Face à une hausse explosive des prix et des risques d'approvisionnement, le chef de l'État a demandé à son équipe gouvernementale une "totale mobilisation" sur le prix et l'approvisionnement, selon le compte-rendu de la porte-parole de l'exécutif, Maud Bregeon.
Le gouvernement surveille de près la situation des carburants. Dans le compte-rendu du Conseil des ministres de ce mercredi 16 septembre, le président de la République, Emmanuel Macron, a demandé aux ministres une "totale mobilisation" sur l'approvisionnement et les prix.
"L'objectif, c'est vraiment dans les jours et dans les semaines qui viennent pour le président de la République de sécuriser ces approvisionnements, sécuriser les volumes", auprès d'autres pays notamment, a dit Maud Bregeon devant la presse.
Un calendrier encore flou pour de nouveaux "dispositifs"
Elle a aussi évoqué un travail "sur une possibilité d'avoir davantage de flexibilité dans la réglementation à l'échelle européenne" notamment pour "assouplir un petit peu le système" concernant les raffineries. Le but étant de "tirer autant que possible les prix à la baisse ou tout du moins de maîtriser leur hausse", a-t-elle dit.
Environ 10% des stations-services ont une difficulté d'approvisionnement sur "au moins un carburant", dont l'"immense majorité" appartiennent au réseau TotalEnergies, selon Maud Bregeon.
"Je veux encore rassurer sur les chaînes logistiques qui n'ont pas de difficultés anormales par rapport à ce qu'elles sont d'habitude, et en revanche mobilisation particulièrement accrue sur l'approvisionnement à l'échelle internationale", a-t-elle dit.

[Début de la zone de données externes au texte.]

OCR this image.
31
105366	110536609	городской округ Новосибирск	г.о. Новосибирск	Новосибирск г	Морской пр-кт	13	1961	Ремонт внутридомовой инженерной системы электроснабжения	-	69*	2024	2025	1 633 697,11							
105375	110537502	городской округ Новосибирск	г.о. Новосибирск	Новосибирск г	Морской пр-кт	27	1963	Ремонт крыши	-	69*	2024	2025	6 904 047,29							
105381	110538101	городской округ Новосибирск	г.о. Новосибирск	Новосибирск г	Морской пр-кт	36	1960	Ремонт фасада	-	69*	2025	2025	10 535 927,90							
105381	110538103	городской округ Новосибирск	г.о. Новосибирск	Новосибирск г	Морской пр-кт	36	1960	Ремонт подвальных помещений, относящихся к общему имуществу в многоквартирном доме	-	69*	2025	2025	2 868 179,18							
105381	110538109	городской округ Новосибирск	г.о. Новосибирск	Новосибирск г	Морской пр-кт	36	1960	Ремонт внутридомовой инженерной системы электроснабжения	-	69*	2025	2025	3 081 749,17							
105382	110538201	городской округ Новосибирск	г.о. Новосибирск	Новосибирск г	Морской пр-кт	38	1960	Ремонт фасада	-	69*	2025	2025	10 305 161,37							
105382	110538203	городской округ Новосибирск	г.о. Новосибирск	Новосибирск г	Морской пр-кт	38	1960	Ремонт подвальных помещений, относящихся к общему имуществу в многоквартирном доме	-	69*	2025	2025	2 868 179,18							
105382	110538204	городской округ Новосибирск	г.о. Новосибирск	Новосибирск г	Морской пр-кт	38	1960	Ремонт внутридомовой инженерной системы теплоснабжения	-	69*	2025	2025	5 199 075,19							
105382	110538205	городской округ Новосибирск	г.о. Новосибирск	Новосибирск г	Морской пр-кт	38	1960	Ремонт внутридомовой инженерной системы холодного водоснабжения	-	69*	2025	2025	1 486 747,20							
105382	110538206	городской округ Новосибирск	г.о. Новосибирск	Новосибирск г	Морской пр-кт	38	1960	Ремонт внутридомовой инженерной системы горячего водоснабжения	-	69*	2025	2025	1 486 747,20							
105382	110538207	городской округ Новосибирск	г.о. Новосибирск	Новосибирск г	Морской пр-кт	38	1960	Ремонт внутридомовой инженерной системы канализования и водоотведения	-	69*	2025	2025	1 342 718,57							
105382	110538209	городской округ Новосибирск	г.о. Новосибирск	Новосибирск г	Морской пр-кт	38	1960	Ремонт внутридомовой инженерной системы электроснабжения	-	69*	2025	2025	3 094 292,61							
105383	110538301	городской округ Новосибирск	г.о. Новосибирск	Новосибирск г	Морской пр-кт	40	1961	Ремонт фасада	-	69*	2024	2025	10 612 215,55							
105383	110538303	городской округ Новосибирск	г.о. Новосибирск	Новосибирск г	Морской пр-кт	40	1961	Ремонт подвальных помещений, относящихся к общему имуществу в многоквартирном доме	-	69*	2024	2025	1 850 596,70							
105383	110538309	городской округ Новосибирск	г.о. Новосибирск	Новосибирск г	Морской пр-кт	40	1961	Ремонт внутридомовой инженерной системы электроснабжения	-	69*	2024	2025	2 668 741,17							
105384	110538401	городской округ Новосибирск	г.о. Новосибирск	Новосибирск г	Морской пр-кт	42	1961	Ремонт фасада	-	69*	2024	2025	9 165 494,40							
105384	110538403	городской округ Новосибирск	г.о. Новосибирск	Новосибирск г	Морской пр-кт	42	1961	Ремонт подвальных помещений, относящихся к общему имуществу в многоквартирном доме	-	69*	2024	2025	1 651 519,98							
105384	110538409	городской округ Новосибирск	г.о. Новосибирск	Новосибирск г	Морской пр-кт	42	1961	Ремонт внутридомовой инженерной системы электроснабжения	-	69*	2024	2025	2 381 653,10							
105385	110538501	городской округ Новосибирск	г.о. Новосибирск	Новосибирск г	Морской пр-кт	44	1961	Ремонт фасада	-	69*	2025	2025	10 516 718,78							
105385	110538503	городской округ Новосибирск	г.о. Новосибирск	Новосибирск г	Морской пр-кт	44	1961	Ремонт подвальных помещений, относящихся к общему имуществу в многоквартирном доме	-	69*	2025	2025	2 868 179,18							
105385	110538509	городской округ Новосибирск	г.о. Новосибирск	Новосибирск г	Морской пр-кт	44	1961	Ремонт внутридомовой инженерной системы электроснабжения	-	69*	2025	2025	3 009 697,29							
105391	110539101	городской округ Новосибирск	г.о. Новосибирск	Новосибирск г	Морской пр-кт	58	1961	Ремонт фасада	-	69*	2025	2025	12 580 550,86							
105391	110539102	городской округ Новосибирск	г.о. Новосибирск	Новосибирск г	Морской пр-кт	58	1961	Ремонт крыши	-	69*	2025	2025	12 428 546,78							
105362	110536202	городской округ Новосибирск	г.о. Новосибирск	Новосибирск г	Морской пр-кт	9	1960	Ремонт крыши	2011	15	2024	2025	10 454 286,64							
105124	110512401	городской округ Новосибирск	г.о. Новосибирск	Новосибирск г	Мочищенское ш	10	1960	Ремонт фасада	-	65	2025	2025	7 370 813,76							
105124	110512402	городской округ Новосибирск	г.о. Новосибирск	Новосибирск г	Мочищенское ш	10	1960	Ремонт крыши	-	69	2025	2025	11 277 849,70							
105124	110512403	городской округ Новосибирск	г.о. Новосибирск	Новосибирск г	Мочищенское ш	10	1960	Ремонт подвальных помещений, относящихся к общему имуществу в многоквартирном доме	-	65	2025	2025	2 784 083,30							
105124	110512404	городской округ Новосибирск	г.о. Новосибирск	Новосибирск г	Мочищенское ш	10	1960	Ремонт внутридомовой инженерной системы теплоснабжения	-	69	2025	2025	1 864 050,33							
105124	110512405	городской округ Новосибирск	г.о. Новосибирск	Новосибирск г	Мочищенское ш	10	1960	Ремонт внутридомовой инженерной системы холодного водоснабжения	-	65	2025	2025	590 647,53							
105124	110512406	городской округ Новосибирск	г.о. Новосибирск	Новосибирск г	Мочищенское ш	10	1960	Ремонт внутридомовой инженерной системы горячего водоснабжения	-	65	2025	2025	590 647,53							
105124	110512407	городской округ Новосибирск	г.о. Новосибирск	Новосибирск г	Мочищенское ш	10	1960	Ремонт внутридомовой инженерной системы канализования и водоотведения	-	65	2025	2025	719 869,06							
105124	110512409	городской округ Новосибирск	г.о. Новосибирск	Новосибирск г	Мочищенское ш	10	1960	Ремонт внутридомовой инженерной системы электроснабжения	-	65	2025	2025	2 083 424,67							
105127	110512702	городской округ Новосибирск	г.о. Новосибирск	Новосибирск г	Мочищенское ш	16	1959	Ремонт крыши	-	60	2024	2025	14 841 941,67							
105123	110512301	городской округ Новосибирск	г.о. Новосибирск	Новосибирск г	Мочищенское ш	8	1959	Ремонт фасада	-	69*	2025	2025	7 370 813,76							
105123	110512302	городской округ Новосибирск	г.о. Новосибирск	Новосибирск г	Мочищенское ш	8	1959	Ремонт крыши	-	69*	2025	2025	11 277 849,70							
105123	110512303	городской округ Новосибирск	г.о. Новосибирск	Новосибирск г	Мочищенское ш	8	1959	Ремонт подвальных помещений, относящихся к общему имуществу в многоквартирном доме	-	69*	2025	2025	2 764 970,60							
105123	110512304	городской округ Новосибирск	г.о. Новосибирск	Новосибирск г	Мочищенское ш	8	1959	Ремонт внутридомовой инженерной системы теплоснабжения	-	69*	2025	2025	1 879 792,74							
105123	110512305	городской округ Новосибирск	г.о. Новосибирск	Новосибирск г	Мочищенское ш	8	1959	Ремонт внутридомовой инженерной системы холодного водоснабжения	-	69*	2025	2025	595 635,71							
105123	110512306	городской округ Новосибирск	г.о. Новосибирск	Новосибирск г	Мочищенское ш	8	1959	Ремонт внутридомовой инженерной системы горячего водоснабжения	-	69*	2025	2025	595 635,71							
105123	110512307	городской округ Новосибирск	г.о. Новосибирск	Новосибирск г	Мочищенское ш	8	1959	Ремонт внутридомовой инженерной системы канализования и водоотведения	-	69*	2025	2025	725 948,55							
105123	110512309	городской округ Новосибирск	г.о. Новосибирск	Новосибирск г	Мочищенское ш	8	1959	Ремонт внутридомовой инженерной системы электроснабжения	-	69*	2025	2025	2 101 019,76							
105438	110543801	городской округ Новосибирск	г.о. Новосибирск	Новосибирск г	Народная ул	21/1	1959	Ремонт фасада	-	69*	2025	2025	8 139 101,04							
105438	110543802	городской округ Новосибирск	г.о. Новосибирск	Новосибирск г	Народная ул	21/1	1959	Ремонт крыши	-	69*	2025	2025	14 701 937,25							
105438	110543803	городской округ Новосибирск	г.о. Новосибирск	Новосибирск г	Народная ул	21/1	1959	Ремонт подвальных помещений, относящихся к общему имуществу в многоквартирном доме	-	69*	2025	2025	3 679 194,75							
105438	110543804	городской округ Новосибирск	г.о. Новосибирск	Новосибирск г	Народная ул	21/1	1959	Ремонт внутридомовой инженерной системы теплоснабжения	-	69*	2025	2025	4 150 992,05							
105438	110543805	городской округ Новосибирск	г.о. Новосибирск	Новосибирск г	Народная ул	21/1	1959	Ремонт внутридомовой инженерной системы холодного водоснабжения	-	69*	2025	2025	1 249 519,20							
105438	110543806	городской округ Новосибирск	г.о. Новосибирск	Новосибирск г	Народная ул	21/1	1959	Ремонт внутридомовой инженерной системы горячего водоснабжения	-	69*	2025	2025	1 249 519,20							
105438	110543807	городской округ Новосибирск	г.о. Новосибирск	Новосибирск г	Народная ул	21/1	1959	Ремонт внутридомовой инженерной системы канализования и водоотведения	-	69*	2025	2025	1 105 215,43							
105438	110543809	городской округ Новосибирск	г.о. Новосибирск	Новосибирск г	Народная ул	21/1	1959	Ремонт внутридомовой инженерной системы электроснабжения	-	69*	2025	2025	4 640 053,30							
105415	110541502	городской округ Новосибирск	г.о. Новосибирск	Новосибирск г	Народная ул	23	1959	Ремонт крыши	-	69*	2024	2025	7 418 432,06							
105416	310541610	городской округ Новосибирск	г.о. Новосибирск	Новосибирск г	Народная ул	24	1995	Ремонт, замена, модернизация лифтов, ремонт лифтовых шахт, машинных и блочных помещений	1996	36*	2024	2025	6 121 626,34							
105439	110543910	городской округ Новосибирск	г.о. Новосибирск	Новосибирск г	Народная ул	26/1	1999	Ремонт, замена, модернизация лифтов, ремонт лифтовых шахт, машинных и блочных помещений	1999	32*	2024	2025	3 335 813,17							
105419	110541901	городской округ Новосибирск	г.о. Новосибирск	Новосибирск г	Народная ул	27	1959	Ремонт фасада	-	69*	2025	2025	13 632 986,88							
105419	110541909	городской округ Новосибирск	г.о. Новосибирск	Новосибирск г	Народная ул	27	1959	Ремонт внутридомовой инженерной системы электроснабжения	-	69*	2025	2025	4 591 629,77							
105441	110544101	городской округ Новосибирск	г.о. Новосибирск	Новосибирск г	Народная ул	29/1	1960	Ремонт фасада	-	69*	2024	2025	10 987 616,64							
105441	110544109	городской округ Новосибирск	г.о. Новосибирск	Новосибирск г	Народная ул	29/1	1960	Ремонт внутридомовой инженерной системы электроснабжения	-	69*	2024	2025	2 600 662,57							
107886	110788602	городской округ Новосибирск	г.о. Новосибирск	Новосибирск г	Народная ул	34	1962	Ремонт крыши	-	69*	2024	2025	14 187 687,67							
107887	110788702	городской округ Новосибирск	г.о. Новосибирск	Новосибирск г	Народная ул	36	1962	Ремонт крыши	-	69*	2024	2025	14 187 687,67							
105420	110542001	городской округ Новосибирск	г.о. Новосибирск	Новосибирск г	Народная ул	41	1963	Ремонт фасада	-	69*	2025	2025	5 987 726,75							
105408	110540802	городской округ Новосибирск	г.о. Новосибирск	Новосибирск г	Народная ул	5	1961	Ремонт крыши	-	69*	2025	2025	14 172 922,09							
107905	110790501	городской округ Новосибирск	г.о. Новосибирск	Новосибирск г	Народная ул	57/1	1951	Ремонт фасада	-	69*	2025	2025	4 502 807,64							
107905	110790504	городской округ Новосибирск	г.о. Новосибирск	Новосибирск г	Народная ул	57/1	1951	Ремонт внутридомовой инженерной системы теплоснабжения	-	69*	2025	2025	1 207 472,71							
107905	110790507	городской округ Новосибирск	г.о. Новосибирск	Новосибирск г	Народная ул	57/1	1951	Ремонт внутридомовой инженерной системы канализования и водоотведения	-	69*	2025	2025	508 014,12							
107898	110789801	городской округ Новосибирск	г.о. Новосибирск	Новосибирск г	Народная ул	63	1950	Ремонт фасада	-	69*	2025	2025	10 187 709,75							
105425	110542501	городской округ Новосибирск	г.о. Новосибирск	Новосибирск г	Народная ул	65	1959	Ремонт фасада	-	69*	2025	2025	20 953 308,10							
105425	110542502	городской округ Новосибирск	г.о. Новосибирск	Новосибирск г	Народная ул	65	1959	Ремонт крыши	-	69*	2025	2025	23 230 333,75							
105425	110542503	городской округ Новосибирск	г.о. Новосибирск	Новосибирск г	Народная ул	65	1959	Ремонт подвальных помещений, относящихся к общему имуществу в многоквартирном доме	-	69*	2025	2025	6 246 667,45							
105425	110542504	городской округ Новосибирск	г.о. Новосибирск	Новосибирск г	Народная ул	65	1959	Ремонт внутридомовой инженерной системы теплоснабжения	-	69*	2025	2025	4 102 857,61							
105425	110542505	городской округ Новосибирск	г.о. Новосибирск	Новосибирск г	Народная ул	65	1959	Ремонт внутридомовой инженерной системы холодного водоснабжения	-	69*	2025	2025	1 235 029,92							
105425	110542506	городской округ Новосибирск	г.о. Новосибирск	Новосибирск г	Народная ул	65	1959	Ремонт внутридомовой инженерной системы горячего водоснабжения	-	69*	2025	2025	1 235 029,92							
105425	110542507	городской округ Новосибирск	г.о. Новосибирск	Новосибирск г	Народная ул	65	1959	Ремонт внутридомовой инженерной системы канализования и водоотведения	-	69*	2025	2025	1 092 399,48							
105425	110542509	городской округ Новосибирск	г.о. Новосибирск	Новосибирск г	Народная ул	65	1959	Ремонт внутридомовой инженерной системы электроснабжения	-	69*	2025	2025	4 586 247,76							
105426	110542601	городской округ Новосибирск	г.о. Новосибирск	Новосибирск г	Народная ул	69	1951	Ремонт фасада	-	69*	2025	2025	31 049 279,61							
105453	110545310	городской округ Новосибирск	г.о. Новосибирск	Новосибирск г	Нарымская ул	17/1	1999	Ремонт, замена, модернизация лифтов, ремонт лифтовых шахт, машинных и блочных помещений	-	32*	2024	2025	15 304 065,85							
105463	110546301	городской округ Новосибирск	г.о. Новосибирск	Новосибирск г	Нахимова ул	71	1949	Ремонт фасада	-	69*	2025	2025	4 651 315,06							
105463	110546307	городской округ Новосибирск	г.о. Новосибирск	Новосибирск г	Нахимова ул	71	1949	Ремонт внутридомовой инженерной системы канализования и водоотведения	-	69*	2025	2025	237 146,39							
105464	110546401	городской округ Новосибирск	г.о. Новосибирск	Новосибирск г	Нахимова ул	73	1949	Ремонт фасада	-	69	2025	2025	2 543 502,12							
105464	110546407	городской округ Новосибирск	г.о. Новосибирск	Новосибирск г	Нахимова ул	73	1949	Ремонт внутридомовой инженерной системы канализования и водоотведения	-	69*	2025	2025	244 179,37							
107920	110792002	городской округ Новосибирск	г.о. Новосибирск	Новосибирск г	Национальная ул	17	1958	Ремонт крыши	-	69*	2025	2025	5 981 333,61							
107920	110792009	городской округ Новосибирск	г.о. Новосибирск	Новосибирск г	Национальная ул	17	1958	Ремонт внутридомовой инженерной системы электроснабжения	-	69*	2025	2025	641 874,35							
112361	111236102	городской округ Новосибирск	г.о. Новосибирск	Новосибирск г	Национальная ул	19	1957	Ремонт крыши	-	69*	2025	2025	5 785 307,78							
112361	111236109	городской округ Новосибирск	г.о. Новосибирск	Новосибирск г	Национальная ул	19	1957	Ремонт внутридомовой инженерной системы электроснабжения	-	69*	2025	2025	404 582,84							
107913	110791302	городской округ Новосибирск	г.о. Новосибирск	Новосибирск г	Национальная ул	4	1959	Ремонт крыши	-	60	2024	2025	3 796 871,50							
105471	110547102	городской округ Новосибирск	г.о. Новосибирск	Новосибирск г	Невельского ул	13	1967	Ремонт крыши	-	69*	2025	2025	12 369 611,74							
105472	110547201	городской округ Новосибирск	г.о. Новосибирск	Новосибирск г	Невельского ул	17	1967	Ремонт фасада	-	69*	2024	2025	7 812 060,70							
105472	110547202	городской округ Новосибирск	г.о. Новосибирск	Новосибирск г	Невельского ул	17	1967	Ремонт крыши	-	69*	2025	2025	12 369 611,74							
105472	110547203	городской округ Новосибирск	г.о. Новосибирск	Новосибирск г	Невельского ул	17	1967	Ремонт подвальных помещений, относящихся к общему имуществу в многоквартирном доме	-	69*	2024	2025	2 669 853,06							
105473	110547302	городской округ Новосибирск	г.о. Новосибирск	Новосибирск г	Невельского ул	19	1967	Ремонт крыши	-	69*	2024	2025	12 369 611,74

La flambée des prix des carburants a provoqué des appels à manifester évoquant le mouvement des Gilets jaunes, ainsi que le blocage de dépôts pétroliers par des pêcheurs en Méditerranée.
Interrogée sur cette colère, Maud Bregeon a répondu que le gouvernement ne ferme "pas la porte à de nouveaux dispositifs parce que cette situation devient de plus en plus difficile, et particulièrement depuis quelques semaines". Elle a toutefois refusé de donner un "calendrier" concernant ces nouvelles mesures potentielles, affirmant que le gouvernement étudiait la question "avec la plus grande attention".